Loopkeverinventarisatie ‘t Grietje op Texel 2012
Groene zandloopkever (foto Erik van der Spek)
Door Hannie van Noort en Eline Reydon, insectenwerkgroep IVN Texel
In 2012 zijn de loopkevers geinventariseerd in ‘t Grietje door de insectenwerkgroep van het IVN-Texel. ’t Grietje is onderdeel van de Korverskooi, de nog functionerende eendenkooi van Staatsbosbeheer, ten noorden van De Koog. In 1998 is aan de westzijde van ’t Grietje een superstormvloedkering aangelegd als extra beveiliging van het eiland. Het benodigde zand hiervoor werd ter plekke uitgegraven, waardoor een grote plas is ontstaan, de Grietjesplas. Deze plas is niet diep en staat in droge zomers lange tijd voor een groot deel droog.
Bijzondere vangsten en waarnemingen in het veld
De opvallendste waarneming deden we toen we de eerste keer de potten gingen legen: meer dan 100 groene zandloopkevers die als sprinkhanen voor onze voeten uitsprongen en wegvlogen. Hoewel we er veel zagen, is er maar 1 in een vangpot gevonden. Het bijzondere van onze waarneming was dat de groene zandloopkever wel van Texel bekend was tussen 1900 en 1969 (Turin, 2000), maar daarna pas in 2004 weer is gezien. Deze kevers komen voor op met heide begroeide hoogvenen, ook op zonnige paden, in lichte bossen op zand- en veenbodem, niet op klei. Verder vingen we ook weer driemaal een Platyderus depressus (ruficollis), de loopkever die in Nederland alleen op Texel voorkomt en ook hier werd aangetroffen!
Waarnemingen in het veld: we zagen 7 soorten kevers, met als topper de Cicindela’s. Verder vijf soorten bijen: zilveren zandbij, honingbij, heizijdebij, aardhommel en veldhommel.

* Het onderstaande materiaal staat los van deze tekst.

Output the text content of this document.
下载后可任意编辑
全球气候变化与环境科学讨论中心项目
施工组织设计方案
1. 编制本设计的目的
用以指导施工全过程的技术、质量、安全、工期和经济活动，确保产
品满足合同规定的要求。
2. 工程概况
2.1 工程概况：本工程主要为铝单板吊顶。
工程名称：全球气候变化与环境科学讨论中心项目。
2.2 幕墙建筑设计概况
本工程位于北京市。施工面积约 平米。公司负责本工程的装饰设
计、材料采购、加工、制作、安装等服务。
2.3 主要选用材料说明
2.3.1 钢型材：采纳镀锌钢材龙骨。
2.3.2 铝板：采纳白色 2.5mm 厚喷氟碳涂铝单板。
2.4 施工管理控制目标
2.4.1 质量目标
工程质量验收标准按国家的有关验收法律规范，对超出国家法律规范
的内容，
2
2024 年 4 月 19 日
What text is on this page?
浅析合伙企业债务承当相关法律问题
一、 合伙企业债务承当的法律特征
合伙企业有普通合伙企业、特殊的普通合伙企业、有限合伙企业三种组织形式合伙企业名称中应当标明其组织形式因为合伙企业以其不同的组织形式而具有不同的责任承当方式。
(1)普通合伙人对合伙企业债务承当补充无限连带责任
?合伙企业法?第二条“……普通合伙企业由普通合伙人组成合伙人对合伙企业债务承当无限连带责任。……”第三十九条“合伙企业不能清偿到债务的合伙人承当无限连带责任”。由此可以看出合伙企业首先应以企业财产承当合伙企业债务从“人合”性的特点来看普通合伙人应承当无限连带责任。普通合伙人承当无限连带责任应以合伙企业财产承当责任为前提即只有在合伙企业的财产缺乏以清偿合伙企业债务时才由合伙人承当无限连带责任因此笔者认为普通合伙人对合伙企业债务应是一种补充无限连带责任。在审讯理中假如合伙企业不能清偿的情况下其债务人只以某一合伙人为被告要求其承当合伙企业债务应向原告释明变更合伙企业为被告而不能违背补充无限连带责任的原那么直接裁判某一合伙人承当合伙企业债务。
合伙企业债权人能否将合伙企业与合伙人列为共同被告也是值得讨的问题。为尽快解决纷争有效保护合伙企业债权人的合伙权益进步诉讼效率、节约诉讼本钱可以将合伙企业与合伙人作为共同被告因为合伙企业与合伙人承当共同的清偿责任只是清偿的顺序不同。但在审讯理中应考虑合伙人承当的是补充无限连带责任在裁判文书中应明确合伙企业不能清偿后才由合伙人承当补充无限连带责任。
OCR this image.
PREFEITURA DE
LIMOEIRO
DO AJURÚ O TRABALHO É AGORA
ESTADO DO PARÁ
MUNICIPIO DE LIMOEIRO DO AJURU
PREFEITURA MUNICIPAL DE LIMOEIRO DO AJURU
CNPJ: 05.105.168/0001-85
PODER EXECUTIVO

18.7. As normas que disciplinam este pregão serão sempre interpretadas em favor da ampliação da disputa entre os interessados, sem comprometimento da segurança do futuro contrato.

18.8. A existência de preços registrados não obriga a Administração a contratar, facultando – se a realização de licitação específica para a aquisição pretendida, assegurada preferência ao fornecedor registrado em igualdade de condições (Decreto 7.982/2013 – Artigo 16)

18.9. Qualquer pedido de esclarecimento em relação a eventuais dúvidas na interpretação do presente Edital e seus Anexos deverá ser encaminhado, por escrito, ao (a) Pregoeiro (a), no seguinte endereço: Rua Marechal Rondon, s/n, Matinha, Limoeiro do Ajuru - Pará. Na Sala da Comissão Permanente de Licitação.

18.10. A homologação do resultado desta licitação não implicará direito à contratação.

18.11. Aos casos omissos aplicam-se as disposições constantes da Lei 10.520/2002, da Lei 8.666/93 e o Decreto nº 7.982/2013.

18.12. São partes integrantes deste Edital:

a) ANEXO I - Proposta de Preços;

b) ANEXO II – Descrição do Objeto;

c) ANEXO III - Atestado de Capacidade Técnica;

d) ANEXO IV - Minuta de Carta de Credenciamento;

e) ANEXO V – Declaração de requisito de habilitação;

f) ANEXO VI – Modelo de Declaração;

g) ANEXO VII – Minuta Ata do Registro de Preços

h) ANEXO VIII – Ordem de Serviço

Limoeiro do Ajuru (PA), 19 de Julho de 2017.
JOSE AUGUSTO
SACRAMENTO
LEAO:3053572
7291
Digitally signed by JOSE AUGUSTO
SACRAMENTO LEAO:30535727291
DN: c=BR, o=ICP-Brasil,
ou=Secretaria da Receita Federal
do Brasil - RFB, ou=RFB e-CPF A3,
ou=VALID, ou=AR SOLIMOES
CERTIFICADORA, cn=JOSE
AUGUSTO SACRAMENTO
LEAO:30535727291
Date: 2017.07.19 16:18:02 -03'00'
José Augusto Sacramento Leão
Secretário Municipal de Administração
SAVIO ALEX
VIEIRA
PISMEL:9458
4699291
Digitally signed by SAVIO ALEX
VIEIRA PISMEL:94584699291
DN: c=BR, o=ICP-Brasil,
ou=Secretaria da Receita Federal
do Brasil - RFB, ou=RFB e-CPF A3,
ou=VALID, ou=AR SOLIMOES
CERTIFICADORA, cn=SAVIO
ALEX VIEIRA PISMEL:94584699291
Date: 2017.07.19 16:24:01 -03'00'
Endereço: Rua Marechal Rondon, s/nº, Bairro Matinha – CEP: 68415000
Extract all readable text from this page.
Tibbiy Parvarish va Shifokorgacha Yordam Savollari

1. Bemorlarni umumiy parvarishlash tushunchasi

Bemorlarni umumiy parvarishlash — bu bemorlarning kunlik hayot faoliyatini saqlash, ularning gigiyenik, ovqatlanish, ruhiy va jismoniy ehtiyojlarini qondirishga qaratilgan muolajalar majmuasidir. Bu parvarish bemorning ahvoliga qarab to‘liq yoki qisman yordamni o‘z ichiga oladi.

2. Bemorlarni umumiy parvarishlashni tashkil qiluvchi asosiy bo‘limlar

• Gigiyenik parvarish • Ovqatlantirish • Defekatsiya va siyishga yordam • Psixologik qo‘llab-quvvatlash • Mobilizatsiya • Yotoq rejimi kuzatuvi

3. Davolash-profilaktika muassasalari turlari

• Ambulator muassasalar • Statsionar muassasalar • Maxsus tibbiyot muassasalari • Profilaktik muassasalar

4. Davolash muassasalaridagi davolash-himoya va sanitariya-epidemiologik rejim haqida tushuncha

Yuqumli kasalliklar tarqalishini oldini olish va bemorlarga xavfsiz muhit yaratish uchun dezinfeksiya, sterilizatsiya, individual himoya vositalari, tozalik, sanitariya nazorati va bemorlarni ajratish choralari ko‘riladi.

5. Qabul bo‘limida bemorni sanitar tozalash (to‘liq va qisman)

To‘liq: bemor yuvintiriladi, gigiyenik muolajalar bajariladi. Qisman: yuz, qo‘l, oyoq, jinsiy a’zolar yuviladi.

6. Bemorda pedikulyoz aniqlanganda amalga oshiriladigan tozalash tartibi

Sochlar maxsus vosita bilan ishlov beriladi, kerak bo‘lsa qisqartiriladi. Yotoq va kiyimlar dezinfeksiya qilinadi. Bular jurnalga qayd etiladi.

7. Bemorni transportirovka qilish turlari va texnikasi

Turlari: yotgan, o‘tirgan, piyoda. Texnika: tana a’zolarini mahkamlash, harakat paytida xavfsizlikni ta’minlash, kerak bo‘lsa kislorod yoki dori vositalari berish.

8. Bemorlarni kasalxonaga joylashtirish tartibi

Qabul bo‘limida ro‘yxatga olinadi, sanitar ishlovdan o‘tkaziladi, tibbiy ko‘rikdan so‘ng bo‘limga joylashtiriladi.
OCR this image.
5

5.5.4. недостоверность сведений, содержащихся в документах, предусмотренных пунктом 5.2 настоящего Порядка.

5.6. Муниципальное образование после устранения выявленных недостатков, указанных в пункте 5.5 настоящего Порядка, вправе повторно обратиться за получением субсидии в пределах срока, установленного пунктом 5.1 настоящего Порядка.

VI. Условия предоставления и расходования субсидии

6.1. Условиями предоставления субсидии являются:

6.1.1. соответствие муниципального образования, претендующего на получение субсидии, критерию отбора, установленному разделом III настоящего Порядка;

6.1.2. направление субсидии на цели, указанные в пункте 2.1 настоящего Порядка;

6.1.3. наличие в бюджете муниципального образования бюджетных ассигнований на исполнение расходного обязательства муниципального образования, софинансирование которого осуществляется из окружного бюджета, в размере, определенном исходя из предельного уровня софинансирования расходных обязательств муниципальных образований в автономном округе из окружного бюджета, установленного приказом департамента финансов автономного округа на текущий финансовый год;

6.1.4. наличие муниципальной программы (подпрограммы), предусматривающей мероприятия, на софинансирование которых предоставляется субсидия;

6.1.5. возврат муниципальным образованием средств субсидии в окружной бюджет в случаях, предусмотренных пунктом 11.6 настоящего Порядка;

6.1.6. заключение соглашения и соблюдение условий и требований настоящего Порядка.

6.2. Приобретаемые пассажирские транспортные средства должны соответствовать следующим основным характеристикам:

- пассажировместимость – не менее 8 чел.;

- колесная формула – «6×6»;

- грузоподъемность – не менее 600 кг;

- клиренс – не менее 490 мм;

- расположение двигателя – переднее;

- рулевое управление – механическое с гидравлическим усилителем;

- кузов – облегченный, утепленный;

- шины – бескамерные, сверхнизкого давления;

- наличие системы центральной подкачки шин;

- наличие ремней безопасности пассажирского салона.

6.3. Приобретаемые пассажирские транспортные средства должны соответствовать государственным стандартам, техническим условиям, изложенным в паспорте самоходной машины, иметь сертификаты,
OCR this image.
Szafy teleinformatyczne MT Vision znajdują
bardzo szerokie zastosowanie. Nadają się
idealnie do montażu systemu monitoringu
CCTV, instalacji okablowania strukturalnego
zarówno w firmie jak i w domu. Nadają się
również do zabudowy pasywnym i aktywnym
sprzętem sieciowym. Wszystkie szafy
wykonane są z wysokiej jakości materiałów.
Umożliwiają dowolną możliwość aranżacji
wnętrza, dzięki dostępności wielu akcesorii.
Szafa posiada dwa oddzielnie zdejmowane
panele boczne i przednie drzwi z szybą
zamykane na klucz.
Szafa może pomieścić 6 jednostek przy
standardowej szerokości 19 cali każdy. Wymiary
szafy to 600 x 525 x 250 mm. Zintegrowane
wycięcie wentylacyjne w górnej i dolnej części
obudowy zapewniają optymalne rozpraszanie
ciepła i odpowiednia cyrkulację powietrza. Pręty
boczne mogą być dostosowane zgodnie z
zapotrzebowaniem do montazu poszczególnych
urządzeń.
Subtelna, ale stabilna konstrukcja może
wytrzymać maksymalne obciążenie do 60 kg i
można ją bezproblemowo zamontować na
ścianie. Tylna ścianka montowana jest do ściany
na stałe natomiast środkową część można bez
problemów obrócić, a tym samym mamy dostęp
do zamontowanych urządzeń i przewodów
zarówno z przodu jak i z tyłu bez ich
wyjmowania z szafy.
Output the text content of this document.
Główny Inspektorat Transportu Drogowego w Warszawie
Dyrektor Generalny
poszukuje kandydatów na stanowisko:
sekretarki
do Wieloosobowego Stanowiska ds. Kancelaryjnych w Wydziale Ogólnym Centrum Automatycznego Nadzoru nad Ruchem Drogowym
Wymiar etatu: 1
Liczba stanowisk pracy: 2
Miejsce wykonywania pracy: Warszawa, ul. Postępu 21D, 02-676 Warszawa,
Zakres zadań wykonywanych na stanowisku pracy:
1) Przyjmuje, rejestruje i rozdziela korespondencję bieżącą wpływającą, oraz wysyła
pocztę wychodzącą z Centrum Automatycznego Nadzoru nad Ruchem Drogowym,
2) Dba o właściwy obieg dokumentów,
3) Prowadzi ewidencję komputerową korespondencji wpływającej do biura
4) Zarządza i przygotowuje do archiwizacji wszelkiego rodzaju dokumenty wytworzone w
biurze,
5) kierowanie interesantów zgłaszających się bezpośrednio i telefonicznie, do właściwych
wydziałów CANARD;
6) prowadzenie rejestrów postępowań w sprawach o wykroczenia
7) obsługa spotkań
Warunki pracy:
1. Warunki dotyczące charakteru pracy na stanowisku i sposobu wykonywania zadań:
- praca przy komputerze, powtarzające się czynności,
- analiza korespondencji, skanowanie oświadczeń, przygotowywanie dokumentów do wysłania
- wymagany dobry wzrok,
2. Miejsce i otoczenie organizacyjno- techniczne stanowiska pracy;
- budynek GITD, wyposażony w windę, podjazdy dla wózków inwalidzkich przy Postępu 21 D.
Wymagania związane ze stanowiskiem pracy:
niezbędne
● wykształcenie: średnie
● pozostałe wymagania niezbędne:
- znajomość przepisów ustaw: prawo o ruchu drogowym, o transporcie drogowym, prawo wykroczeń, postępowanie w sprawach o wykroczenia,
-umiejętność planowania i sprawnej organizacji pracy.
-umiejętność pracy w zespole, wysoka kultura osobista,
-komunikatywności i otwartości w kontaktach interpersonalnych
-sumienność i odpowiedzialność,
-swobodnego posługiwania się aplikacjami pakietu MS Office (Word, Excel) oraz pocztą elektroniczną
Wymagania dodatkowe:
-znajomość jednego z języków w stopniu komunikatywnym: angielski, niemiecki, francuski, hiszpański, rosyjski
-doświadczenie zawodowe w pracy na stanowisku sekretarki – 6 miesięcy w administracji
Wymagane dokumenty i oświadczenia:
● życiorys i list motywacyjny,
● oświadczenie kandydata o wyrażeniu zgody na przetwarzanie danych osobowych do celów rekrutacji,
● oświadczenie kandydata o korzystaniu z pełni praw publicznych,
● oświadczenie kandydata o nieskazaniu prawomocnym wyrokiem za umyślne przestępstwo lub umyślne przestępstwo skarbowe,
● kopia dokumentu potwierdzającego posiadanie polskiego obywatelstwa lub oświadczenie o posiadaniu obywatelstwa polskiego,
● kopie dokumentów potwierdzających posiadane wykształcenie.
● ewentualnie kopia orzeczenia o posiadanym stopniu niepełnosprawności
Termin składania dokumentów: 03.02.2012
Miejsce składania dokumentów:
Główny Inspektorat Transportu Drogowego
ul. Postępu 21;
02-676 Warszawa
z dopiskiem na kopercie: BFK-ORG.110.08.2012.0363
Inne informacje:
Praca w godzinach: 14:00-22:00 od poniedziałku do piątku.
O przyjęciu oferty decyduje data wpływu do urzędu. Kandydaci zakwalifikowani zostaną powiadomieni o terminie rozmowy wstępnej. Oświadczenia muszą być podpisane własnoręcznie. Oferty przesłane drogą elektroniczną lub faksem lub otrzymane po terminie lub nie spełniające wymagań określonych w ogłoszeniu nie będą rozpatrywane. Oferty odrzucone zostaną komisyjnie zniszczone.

Wat de bijvangsten betreft, zagen we vanaf maart een toenemend aantal groepen, zoals keverlarven, wespjes, muggen, wormen en wantsen. In augustus namen deze weer af tot nul. Ook de aantallen vliegen, mieren, spinnen en pissebedden nemen na juli snel af.
Conclusie
Hoewel de verwachtingen over de vangsten hoog gespannen waren, vielen zowel het aantal soorten als het aantal individuen tegen. We hadden het vermoeden dat de strenge winter en het koude en natte voorjaar hier mogelijk debet aan waren. Daarom hebben we een nevenonderzoekje gedaan in de Hertenkamp. Daar hadden we in 2011 een inventarisatie gedaan. Uit dit nevenonderzoekje bleek dat er geen veranderingen in aantallen loopkevers werden geconstateerd. We moesten nu vaststellen dat het koude en natte voorjaar niet van invloed kon zijn. Speelt toch de betrekkelijk “jonge” leeftijd (ingericht sinds 1998) van het gebied een rol? Of heeft de hoge zuurtegraad van dit gebiedje de beperkte soortenrijkdom mede bepaald? Van de soorten gevangen loopkevers zijn alleen Cicindela campestris (een soort van heiden en hoogvenen) en Stomis pumicatis (een kalkgrasland- en bossoort) weinig eurytope soorten, dat wil zeggen dat ze in een klein aantal biotopen voorkomen. Dit in tegenstelling tot de overige gevangen soorten, die in zeer veel terreintypen voorkomen.